Eminent Nigerians including Oby Ezekwesili, Pat Utomi and Frank Nweke Jnr on Monday canvassed a paradigm shift toward better leadership in Nigeria if the country must overcome its woes.

The political leaders said that democracy had failed in Nigeria because of the dearth of morally and upright leaders, while faulting the nation’s current political system which conferred powers on few individuals who perpetually monopolise the nation’s political system to their advantage.

The leaders stated this at a conference titled ‘#fix Politics, changing politics structurally for Africa’s prosperity’.

The two-day conference is an initiative of Ezekwesili and the Robert Bosch Academy and was held at the Federal Palace Hotel in Vitoria Island, Lagos.

In his keynote address, Johann Lambsdorff, who is professor of Economic Theory at the University of Passau, Germany, said it was imperative that citizens take more active roles, interest in the emergence of political leadership.

Lambsdorff added that it was crucial that in tackling graft and sanitising the political system citizens must put trust in their leaders rather than institutions which could be manipulated and compromised.

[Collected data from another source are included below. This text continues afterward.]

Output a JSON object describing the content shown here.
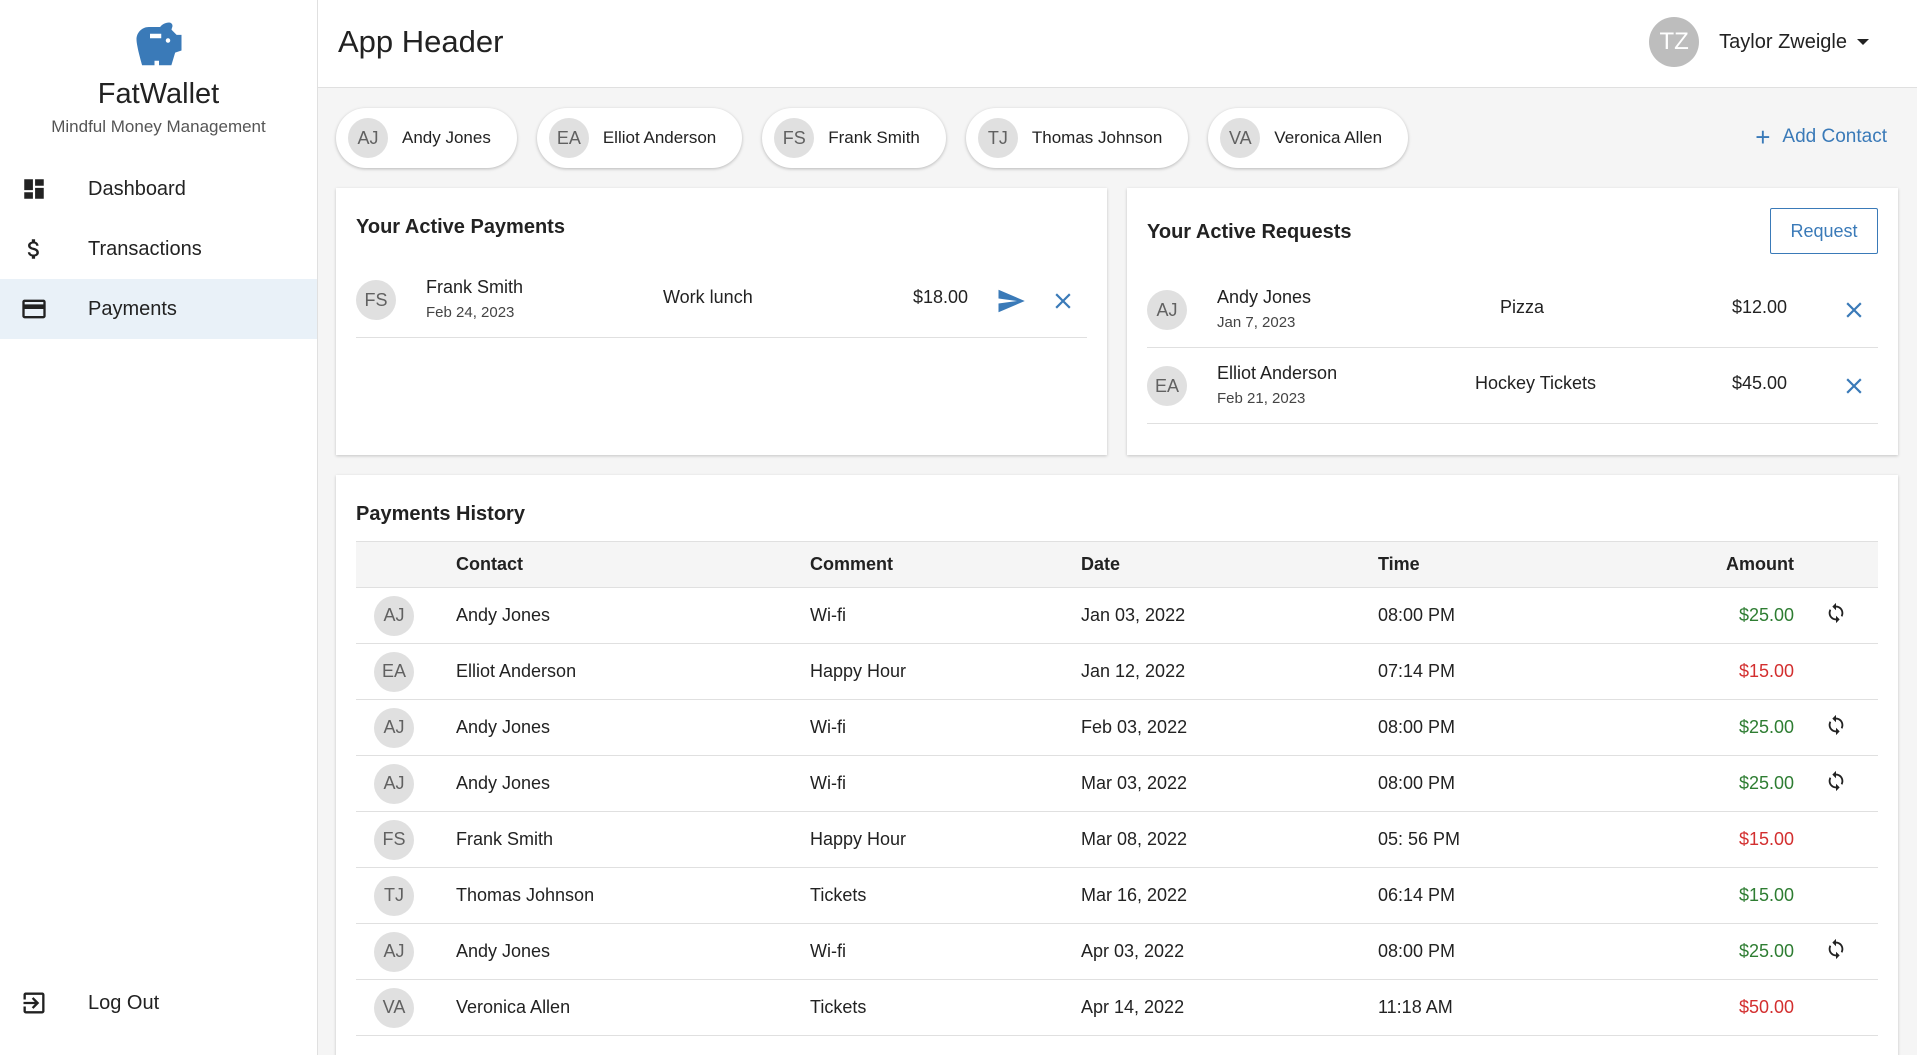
{
  "app": {
    "name": "FatWallet",
    "tagline": "Mindful Money Management",
    "brand_color": "#3a7ab8"
  },
  "sidebar": {
    "items": [
      {
        "label": "Dashboard",
        "icon": "dashboard-icon"
      },
      {
        "label": "Transactions",
        "icon": "dollar-icon"
      },
      {
        "label": "Payments",
        "icon": "credit-card-icon",
        "active": true
      }
    ],
    "logout_label": "Log Out"
  },
  "header": {
    "title": "App Header",
    "user_initials": "TZ",
    "user_name": "Taylor Zweigle"
  },
  "contacts": {
    "items": [
      {
        "initials": "AJ",
        "name": "Andy Jones"
      },
      {
        "initials": "EA",
        "name": "Elliot Anderson"
      },
      {
        "initials": "FS",
        "name": "Frank Smith"
      },
      {
        "initials": "TJ",
        "name": "Thomas Johnson"
      },
      {
        "initials": "VA",
        "name": "Veronica Allen"
      }
    ],
    "add_label": "Add Contact"
  },
  "active_payments": {
    "title": "Your Active Payments",
    "rows": [
      {
        "initials": "FS",
        "name": "Frank Smith",
        "date": "Feb 24, 2023",
        "comment": "Work lunch",
        "amount": "$18.00"
      }
    ]
  },
  "active_requests": {
    "title": "Your Active Requests",
    "request_label": "Request",
    "rows": [
      {
        "initials": "AJ",
        "name": "Andy Jones",
        "date": "Jan 7, 2023",
        "comment": "Pizza",
        "amount": "$12.00"
      },
      {
        "initials": "EA",
        "name": "Elliot Anderson",
        "date": "Feb 21, 2023",
        "comment": "Hockey Tickets",
        "amount": "$45.00"
      }
    ]
  },
  "history": {
    "title": "Payments History",
    "columns": [
      "Contact",
      "Comment",
      "Date",
      "Time",
      "Amount"
    ],
    "rows": [
      {
        "initials": "AJ",
        "contact": "Andy Jones",
        "comment": "Wi-fi",
        "date": "Jan 03, 2022",
        "time": "08:00 PM",
        "amount": "$25.00",
        "positive": true,
        "recurring": true
      },
      {
        "initials": "EA",
        "contact": "Elliot Anderson",
        "comment": "Happy Hour",
        "date": "Jan 12, 2022",
        "time": "07:14 PM",
        "amount": "$15.00",
        "positive": false,
        "recurring": false
      },
      {
        "initials": "AJ",
        "contact": "Andy Jones",
        "comment": "Wi-fi",
        "date": "Feb 03, 2022",
        "time": "08:00 PM",
        "amount": "$25.00",
        "positive": true,
        "recurring": true
      },
      {
        "initials": "AJ",
        "contact": "Andy Jones",
        "comment": "Wi-fi",
        "date": "Mar 03, 2022",
        "time": "08:00 PM",
        "amount": "$25.00",
        "positive": true,
        "recurring": true
      },
      {
        "initials": "FS",
        "contact": "Frank Smith",
        "comment": "Happy Hour",
        "date": "Mar 08, 2022",
        "time": "05: 56 PM",
        "amount": "$15.00",
        "positive": false,
        "recurring": false
      },
      {
        "initials": "TJ",
        "contact": "Thomas Johnson",
        "comment": "Tickets",
        "date": "Mar 16, 2022",
        "time": "06:14 PM",
        "amount": "$15.00",
        "positive": true,
        "recurring": false
      },
      {
        "initials": "AJ",
        "contact": "Andy Jones",
        "comment": "Wi-fi",
        "date": "Apr 03, 2022",
        "time": "08:00 PM",
        "amount": "$25.00",
        "positive": true,
        "recurring": true
      },
      {
        "initials": "VA",
        "contact": "Veronica Allen",
        "comment": "Tickets",
        "date": "Apr 14, 2022",
        "time": "11:18 AM",
        "amount": "$50.00",
        "positive": false,
        "recurring": false
      }
    ]
  },
  "colors": {
    "positive": "#2e7d32",
    "negative": "#d32f2f",
    "accent": "#3a7ab8"
  }
}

In her research presentation, Ezekwesili, a candidate in the 2019 presidential election, said the 1914 amalgamation of the country was responsible for part of the nation’s woes, stressing that the amalgamation was purely for administrative convenience of the colonial leaders and was not for the interest of the country or Nigerians.

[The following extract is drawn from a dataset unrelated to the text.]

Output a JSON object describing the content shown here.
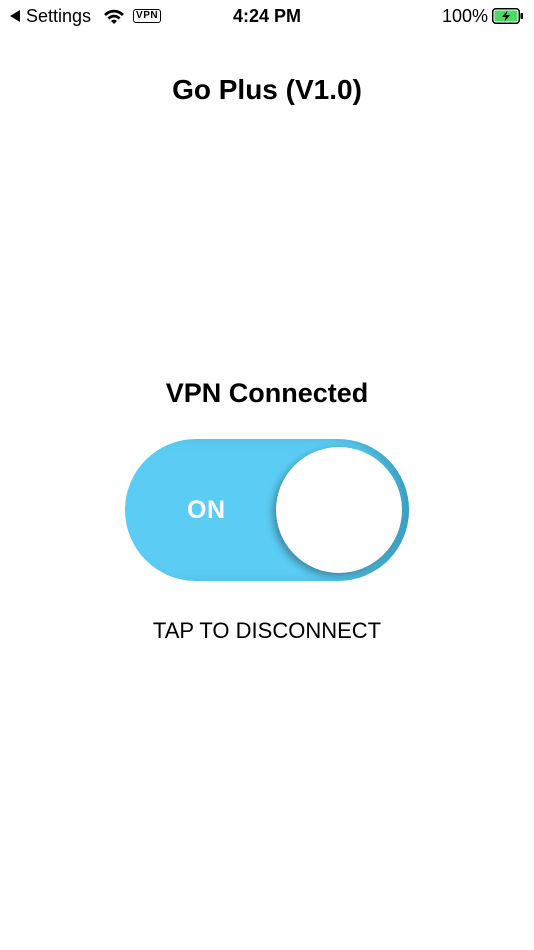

Ezekwesili further said the long years of military incursion in politics which truncated the democratic process in the country in several occasions stunted democratic practice, growth and culture from taking its root in Nigeria.

According to her, “The Amalgamation of 2014 was for mere administrative convenience, colonial Britain merged the three district geographical areas into one country.

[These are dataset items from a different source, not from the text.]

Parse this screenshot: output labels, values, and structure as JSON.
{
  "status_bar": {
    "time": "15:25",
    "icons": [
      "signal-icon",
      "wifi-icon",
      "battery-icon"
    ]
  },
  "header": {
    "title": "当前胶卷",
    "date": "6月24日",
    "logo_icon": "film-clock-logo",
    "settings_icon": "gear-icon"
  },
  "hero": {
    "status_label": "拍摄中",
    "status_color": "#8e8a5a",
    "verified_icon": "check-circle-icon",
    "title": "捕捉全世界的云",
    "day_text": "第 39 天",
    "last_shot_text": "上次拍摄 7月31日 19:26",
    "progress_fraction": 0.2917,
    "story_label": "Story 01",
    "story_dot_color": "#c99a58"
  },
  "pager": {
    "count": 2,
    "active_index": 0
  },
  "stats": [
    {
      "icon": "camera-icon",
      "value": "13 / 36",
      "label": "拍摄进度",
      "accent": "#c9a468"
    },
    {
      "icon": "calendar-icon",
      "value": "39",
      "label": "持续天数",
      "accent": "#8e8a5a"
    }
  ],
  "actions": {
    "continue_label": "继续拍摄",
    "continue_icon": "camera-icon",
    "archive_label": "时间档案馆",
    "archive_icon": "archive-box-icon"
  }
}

“There was no common identifying point of reference beyond the colonial power’s administrative convenience.

“As Europe got mired in its own internal rivalry and war among the key countries and began paying less attention to its colonies in Africa, the fervor of nationalistic self determination grew on the continent”.

Speaking further, she identified the failure of the nation’s post independence leaders for inability to agree on a common template as part of the problem which held the nation back.

“The failure of the independence nationalists to at the end of colonial governance, discuss and peacefully agree their self-negotiated terms for shared values and unified vision of Nationhood.

“The absence of prevented emergence of an agreed framework of a minimum Common Identity as a ‘New Nation’ of multi-ethnic, multi-religious multi-cultural and multi-lingual diversity of people who have negotiated the basis for Unity. These failures and gaps haunt the country and its people up until today,” she added.

The former Minister said part of the reasons for leadership failure and stagnation which the country had faced over the years was the inherent monopoly in the political system by few individuals and groups, while canvassing active participation of the citizenry in the electoral process for a change.

“Nigeria’s monopoly democracy has no incentive to yield the distortionary damage it does to Governance.

“In the absence of an effective regulatory system to reduce the powers of the monopoly, a few citizens can step up and take responsibility for correcting the distortion in the political system,” she further said.

Also speaking at the event, a former Minister of Information and Culture, Frank Nweke charged the electorate to rise above primordial sentiment in choosing their leaders, stressing that the electorate must share part of the blame for failed leadership in the country in recent time.

In his address, Pat Utomi advocated for paradigm shift in the manner politics was being practised in the country.

He, however, said the current political system in Nigeria does not make leaders responsive nor guarantee good governance to the electorates, while canvassing more citizen participation in the political process.

The two-day event is being attended by political leaders, political parties, members of the academic community and professionals from across the country.